Song by Low Roar

from the album Once in a Long, Long While...
- Released: April 14, 2017
- Genre: Post-rock, electronica, dream pop
- Length: 6:13
- Label: Tonequake Records
- Songwriter: Ryan Karazija
- Producers: Andrew Scheps, Mike Lindsay

= Don't Be So Serious =

2017 song by Low Roar

"Don't Be So Serious" is a song by Icelandic band Low Roar as the opening track from their third studio album Once in a Long, Long While... (2017). The song was written by Ryan Karazija and produced by Andrew Scheps and Mike Lindsay.

The song grew in popularity after it was featured as the opening song for the 2019 Hideo Kojima game Death Stranding.

==Composition==
The song was written after lead vocalist Ryan Karazija was cheated on. The lyrics reflect his anxiety and feelings akin to a panic attack, while the title is Karazija saying to not "take [him]self so seriously." At the end of the song, he sings the name of the woman who cheated on him. During a performance by Karazija in Milan, regarding the ending of the song, he explained how "nobody gave a shit when that song came out, so I thought I was in the clear" until Hideo Kojima used it as Death Stranding's intro, prompting him to later omit the ending during performances.
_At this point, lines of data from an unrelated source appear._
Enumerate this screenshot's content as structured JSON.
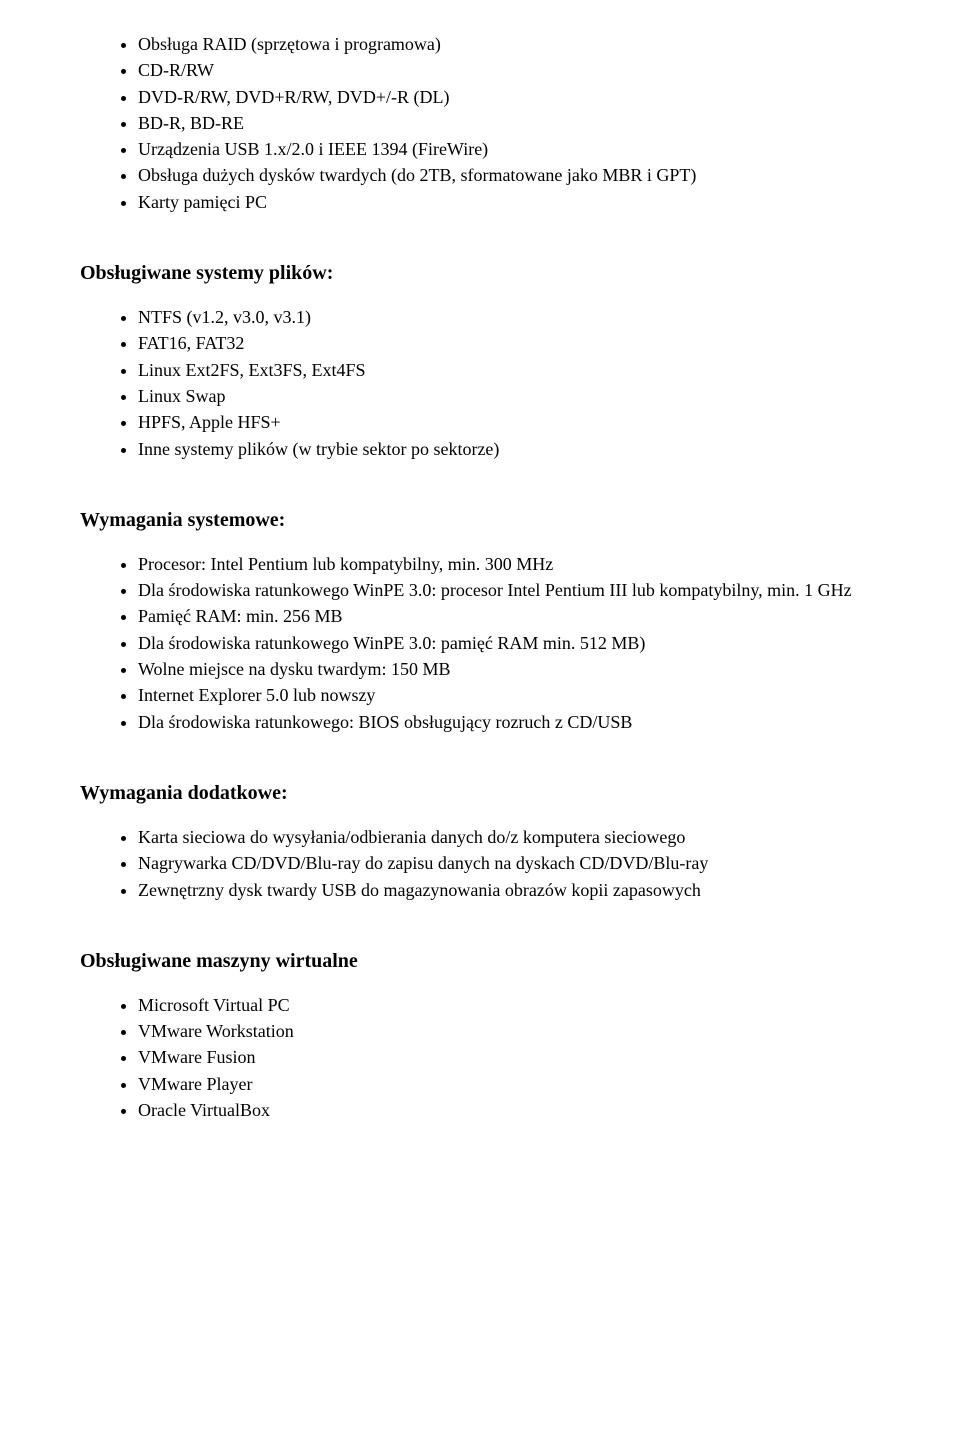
{
  "colors": {
    "background": "#ffffff",
    "text": "#000000"
  },
  "typography": {
    "font_family": "Times New Roman",
    "body_size_pt": 13,
    "heading_size_pt": 15,
    "heading_weight": "bold"
  },
  "sections": {
    "storage": {
      "items": [
        "Obsługa RAID (sprzętowa i programowa)",
        "CD-R/RW",
        "DVD-R/RW, DVD+R/RW, DVD+/-R (DL)",
        "BD-R, BD-RE",
        "Urządzenia USB 1.x/2.0 i IEEE 1394 (FireWire)",
        "Obsługa dużych dysków twardych (do 2TB, sformatowane jako MBR i GPT)",
        "Karty pamięci PC"
      ]
    },
    "filesystems": {
      "title": "Obsługiwane systemy plików:",
      "items": [
        "NTFS (v1.2, v3.0, v3.1)",
        "FAT16, FAT32",
        "Linux Ext2FS, Ext3FS, Ext4FS",
        "Linux Swap",
        "HPFS, Apple HFS+",
        "Inne systemy plików (w trybie sektor po sektorze)"
      ]
    },
    "system_req": {
      "title": "Wymagania systemowe:",
      "items": [
        "Procesor: Intel Pentium lub kompatybilny, min. 300 MHz",
        "Dla środowiska ratunkowego WinPE 3.0: procesor Intel Pentium III lub kompatybilny, min. 1 GHz",
        "Pamięć RAM: min. 256 MB",
        "Dla środowiska ratunkowego WinPE 3.0: pamięć RAM min. 512 MB)",
        "Wolne miejsce na dysku twardym: 150 MB",
        "Internet Explorer 5.0 lub nowszy",
        "Dla środowiska ratunkowego: BIOS obsługujący rozruch z CD/USB"
      ]
    },
    "additional_req": {
      "title": "Wymagania dodatkowe:",
      "items": [
        "Karta sieciowa do wysyłania/odbierania danych do/z komputera sieciowego",
        "Nagrywarka CD/DVD/Blu-ray do zapisu danych na dyskach CD/DVD/Blu-ray",
        "Zewnętrzny dysk twardy USB do magazynowania obrazów kopii zapasowych"
      ]
    },
    "virtual_machines": {
      "title": "Obsługiwane maszyny wirtualne",
      "items": [
        "Microsoft Virtual PC",
        "VMware Workstation",
        "VMware Fusion",
        "VMware Player",
        "Oracle VirtualBox"
      ]
    }
  }
}
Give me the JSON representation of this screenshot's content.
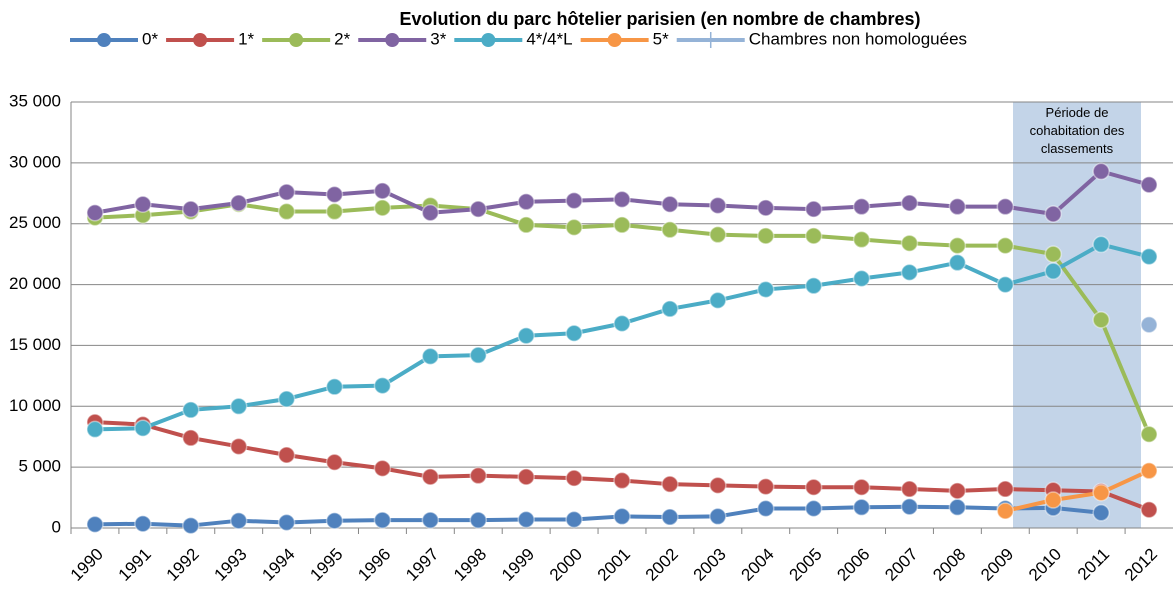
{
  "chart_data": {
    "type": "line",
    "title": "Evolution du parc hôtelier parisien (en nombre de chambres)",
    "annotation": "Période de cohabitation des classements",
    "categories": [
      "1990",
      "1991",
      "1992",
      "1993",
      "1994",
      "1995",
      "1996",
      "1997",
      "1998",
      "1999",
      "2000",
      "2001",
      "2002",
      "2003",
      "2004",
      "2005",
      "2006",
      "2007",
      "2008",
      "2009",
      "2010",
      "2011",
      "2012"
    ],
    "series": [
      {
        "name": "0*",
        "color": "#4f81bd",
        "values": [
          300,
          350,
          200,
          600,
          450,
          600,
          650,
          650,
          650,
          700,
          700,
          950,
          900,
          950,
          1600,
          1600,
          1700,
          1750,
          1700,
          1600,
          1650,
          1250,
          null
        ]
      },
      {
        "name": "1*",
        "color": "#c0504d",
        "values": [
          8700,
          8500,
          7400,
          6700,
          6000,
          5400,
          4900,
          4200,
          4300,
          4200,
          4100,
          3900,
          3600,
          3500,
          3400,
          3350,
          3350,
          3200,
          3050,
          3200,
          3100,
          3000,
          1500
        ]
      },
      {
        "name": "2*",
        "color": "#9bbb59",
        "values": [
          25500,
          25700,
          26000,
          26600,
          26000,
          26000,
          26300,
          26500,
          26200,
          24900,
          24700,
          24900,
          24500,
          24100,
          24000,
          24000,
          23700,
          23400,
          23200,
          23200,
          22500,
          17100,
          7700
        ]
      },
      {
        "name": "3*",
        "color": "#8064a2",
        "values": [
          25900,
          26600,
          26200,
          26700,
          27600,
          27400,
          27700,
          25900,
          26200,
          26800,
          26900,
          27000,
          26600,
          26500,
          26300,
          26200,
          26400,
          26700,
          26400,
          26400,
          25800,
          29300,
          28200
        ]
      },
      {
        "name": "4*/4*L",
        "color": "#4bacc6",
        "values": [
          8100,
          8200,
          9700,
          10000,
          10600,
          11600,
          11700,
          14100,
          14200,
          15800,
          16000,
          16800,
          18000,
          18700,
          19600,
          19900,
          20500,
          21000,
          21800,
          20000,
          21100,
          23300,
          22300
        ]
      },
      {
        "name": "5*",
        "color": "#f79646",
        "values": [
          null,
          null,
          null,
          null,
          null,
          null,
          null,
          null,
          null,
          null,
          null,
          null,
          null,
          null,
          null,
          null,
          null,
          null,
          null,
          1400,
          2300,
          2900,
          4700
        ]
      },
      {
        "name": "Chambres non homologuées",
        "color": "#95b3d7",
        "values": [
          null,
          null,
          null,
          null,
          null,
          null,
          null,
          null,
          null,
          null,
          null,
          null,
          null,
          null,
          null,
          null,
          null,
          null,
          null,
          null,
          null,
          null,
          16700
        ]
      }
    ],
    "ylim": [
      0,
      35000
    ],
    "yticks": [
      0,
      {
        "value": 5000,
        "label": "5 000"
      },
      {
        "value": 10000,
        "label": "10 000"
      },
      {
        "value": 15000,
        "label": "15 000"
      },
      {
        "value": 20000,
        "label": "20 000"
      },
      {
        "value": 25000,
        "label": "25 000"
      },
      {
        "value": 30000,
        "label": "30 000"
      },
      {
        "value": 35000,
        "label": "35 000"
      }
    ],
    "grid": true,
    "legend": "top"
  }
}
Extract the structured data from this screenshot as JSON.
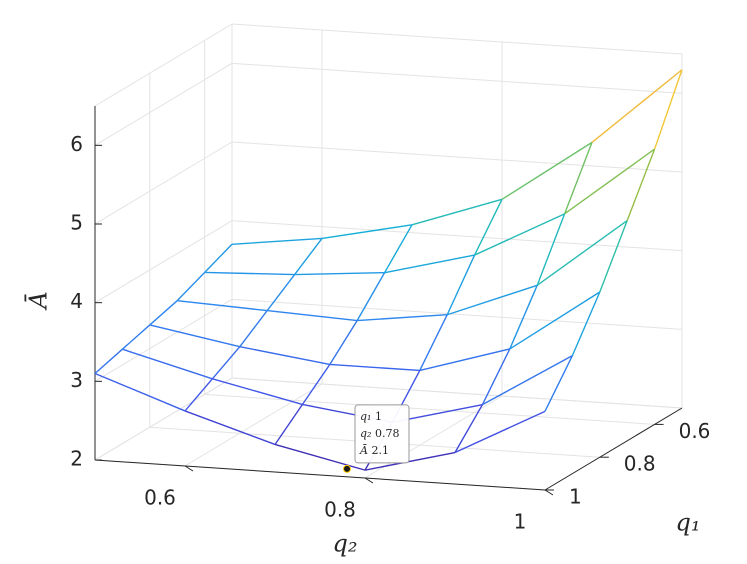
{
  "chart_data": {
    "type": "surface",
    "xlabel": "q₂",
    "ylabel": "q₁",
    "zlabel": "Ā",
    "x": [
      0.5,
      0.6,
      0.7,
      0.8,
      0.9,
      1
    ],
    "y": [
      1,
      0.9,
      0.8,
      0.7,
      0.6,
      0.5
    ],
    "z": [
      [
        3.1,
        2.7,
        2.35,
        2.1,
        2.4,
        3.0
      ],
      [
        3.2,
        2.9,
        2.65,
        2.5,
        2.8,
        3.5
      ],
      [
        3.3,
        3.1,
        2.95,
        2.95,
        3.3,
        4.1
      ],
      [
        3.4,
        3.35,
        3.3,
        3.45,
        3.9,
        4.8
      ],
      [
        3.55,
        3.6,
        3.7,
        4.0,
        4.6,
        5.5
      ],
      [
        3.7,
        3.85,
        4.1,
        4.5,
        5.3,
        6.3
      ]
    ],
    "xlim": [
      0.5,
      1
    ],
    "ylim": [
      0.5,
      1
    ],
    "zlim": [
      2,
      6.5
    ],
    "xticks": [
      0.6,
      0.8,
      1
    ],
    "yticks": [
      0.6,
      0.8,
      1
    ],
    "zticks": [
      2,
      3,
      4,
      5,
      6
    ],
    "grid": true,
    "colormap": "parula",
    "datatip": {
      "labels": [
        "q₁",
        "q₂",
        "Ā"
      ],
      "values": [
        1,
        0.78,
        2.1
      ]
    }
  }
}
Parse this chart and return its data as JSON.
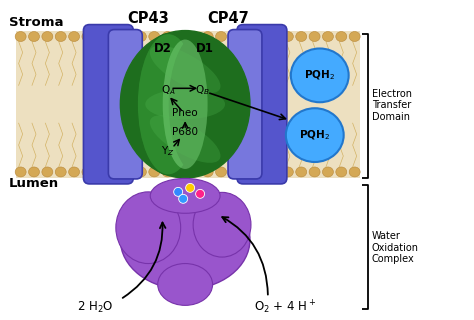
{
  "stroma_label": "Stroma",
  "lumen_label": "Lumen",
  "cp43_label": "CP43",
  "cp47_label": "CP47",
  "d2_label": "D2",
  "d1_label": "D1",
  "qa_label": "Q$_A$",
  "qb_label": "Q$_B$",
  "pheo_label": "Pheo",
  "p680_label": "P680",
  "yz_label": "Y$_Z$",
  "pqh2_label": "PQH$_2$",
  "water_label": "2 H$_2$O",
  "o2_label": "O$_2$ + 4 H$^+$",
  "electron_transfer_label": "Electron\nTransfer\nDomain",
  "water_oxidation_label": "Water\nOxidation\nComplex",
  "bg_color": "#ffffff",
  "membrane_bg": "#ede0c0",
  "lipid_color": "#d4a855",
  "lipid_edge": "#b8883a",
  "blue_dark": "#3a3aaa",
  "blue_mid": "#5555cc",
  "blue_light": "#7777dd",
  "green_dark": "#1e6e1e",
  "green_mid": "#2d8a2d",
  "green_light": "#55bb55",
  "green_highlight": "#99ee99",
  "purple_dark": "#7733aa",
  "purple_mid": "#9955cc",
  "purple_light": "#bb88ee",
  "pqh2_color": "#44aaff",
  "pqh2_edge": "#2277cc",
  "text_color": "#000000"
}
David Silbert of Epic Games describes the song as "a somber track, yet one with profound beauty [...] it gives reason to believe in tomorrow."

==Critical reception==
After its inclusion in Death Stranding, many praised the track for setting the tone of the game. Dean Takahashi of VentureBeat said the track "creates a moody beginning for the story" and also interpreted it as Hideo Kojima's own joke regarding the "hype around Death Stranding." Brodie Gibbons from Press Start said the song "creates the perfect ambient cornerstone to introduce the game’s world" and labelled the game's soundtrack "nothing short of incredible," which heavily features Low Roar's discography.

While critiquing the game's pretentiousness, Ed Nightingale from PinkNews said the song incapsulates a message the game should've followed more closely.